Before landing in the EU capital, the president had made a stop in Athens to halt the sale of the subsidiaries of Cypriot banks in Greece, reversing a decision made over the weekend, and cut the risk of transmission of the crisis to the neighboring country.
Germany also was insensitive to pressure from Cyprus’ maneuvers. “We can reach an agreement but that requires that Cyprus sees the situation with some realism”, claimed the German Finance Minister, Wolfgang Schäuble. “It doesn’t depend on us, but on Cyprus”.

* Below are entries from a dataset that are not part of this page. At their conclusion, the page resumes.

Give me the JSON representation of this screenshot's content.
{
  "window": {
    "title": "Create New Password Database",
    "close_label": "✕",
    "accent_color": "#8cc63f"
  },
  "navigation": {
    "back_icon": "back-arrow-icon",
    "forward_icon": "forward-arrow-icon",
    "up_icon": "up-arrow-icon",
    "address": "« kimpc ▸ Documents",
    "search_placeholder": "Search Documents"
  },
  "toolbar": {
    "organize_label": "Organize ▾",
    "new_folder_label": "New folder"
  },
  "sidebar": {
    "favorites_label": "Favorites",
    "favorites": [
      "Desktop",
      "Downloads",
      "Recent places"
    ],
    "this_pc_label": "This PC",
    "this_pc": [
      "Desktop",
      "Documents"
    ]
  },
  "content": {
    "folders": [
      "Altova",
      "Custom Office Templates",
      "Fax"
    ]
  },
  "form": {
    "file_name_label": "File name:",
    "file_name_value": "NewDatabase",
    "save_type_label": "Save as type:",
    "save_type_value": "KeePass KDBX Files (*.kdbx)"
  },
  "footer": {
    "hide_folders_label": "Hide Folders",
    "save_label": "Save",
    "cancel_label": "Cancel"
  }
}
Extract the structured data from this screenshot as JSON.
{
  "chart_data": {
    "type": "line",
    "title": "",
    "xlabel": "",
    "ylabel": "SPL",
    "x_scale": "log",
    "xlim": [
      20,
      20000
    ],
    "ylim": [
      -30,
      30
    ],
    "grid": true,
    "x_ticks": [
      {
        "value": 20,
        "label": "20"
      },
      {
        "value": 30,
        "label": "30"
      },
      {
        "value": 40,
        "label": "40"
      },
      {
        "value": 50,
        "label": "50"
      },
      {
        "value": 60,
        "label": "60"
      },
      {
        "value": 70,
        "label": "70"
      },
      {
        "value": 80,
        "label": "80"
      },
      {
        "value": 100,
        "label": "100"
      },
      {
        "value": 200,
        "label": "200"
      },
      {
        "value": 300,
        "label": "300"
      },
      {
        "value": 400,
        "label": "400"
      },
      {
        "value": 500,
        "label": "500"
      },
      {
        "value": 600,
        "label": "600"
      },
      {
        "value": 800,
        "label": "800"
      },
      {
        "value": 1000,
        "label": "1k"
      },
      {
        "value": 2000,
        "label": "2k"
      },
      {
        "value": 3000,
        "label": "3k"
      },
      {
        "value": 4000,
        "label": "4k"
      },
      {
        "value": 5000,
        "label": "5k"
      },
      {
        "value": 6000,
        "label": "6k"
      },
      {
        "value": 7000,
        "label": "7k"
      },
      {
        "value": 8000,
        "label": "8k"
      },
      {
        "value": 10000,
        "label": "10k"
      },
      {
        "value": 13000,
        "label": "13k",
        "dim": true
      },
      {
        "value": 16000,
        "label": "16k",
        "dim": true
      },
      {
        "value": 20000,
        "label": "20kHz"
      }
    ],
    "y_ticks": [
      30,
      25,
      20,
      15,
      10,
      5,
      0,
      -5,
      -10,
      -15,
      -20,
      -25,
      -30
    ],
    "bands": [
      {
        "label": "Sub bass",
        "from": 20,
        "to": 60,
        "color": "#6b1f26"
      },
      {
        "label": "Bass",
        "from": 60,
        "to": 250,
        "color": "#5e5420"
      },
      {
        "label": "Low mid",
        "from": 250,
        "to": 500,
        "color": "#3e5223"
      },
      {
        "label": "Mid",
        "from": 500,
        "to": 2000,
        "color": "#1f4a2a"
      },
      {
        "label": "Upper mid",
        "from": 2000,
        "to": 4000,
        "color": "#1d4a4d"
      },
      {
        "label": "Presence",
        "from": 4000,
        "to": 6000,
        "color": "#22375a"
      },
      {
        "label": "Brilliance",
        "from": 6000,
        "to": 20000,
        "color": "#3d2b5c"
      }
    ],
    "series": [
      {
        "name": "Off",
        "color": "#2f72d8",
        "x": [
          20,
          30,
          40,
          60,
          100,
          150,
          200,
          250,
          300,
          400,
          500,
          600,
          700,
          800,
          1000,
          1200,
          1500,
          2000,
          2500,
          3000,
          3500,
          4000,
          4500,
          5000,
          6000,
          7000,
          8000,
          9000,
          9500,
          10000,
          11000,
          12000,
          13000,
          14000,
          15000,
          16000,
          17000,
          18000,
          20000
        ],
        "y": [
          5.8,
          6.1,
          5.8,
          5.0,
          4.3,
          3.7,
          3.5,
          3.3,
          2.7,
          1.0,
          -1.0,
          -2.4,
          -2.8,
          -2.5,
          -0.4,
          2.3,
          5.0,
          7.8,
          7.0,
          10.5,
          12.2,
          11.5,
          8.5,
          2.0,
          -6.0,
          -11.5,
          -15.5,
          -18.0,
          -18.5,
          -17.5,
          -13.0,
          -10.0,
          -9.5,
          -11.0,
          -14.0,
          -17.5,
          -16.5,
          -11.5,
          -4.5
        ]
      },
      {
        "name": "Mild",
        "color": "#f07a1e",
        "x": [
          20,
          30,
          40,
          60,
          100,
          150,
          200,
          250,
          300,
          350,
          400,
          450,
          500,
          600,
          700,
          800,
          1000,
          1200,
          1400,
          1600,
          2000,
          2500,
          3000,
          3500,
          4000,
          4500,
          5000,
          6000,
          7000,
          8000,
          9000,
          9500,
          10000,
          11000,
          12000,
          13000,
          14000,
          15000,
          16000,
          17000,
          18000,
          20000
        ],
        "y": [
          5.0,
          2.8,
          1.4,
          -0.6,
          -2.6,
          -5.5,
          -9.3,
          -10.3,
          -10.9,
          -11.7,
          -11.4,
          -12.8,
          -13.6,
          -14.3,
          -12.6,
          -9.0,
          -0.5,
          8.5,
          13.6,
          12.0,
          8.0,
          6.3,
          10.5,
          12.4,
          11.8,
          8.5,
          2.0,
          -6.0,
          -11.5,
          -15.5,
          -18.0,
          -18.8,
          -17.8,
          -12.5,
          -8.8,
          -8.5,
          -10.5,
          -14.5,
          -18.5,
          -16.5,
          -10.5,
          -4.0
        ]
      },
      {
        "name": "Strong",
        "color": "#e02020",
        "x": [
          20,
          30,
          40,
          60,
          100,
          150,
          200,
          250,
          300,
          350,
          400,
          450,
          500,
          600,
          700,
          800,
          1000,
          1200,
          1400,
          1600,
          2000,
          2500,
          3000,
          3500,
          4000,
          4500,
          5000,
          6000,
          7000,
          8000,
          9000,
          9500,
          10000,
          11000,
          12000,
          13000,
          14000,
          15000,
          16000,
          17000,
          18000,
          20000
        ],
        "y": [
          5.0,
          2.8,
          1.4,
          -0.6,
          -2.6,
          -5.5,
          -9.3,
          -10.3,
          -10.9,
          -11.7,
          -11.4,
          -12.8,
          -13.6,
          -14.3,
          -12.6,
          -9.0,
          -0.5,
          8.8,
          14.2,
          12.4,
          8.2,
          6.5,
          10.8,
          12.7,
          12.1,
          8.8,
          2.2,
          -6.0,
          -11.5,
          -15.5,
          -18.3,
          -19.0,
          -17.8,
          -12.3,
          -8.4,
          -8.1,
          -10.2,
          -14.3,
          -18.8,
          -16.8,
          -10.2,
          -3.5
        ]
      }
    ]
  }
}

His allies in the North (Netherlands, Finland, Austria) reiterated that the conditions in the euro area have not changed over the last week: They would lend Cyprus 10,000 million euros only if the nation pledged 7,000 million euros. How does this work, you may ask. In reality, the EU isn’t lending Cyprus any money. Cyprus is confiscating money from its citizens -7,000 million euros- to bribe its way out of an European liquidation of its banking system, and in doing do, it is prolonging the pay for its financial system and its people.
Any solution to increase public debt, Cyprus argues, reduces the chances that the country can return the loan, hence the refusal to offer more money or accept a lower contribution.
The Spanish Economy Minister Luis de Guindos, however, stressed the need to reach an agreement that guarantees the stability of Cyprus and the rest of the Eurozone. Although he considers that there is no risk of contagion, he also admitted that this possibility “would be revealed if the monetary union, the Eurogroup, was not able to make a decision that was conclusive.”
According to sources present at the meetings the European Union has also mandated that the plan negotiated with the country is not submitted for approval in the Cypriot Parliament.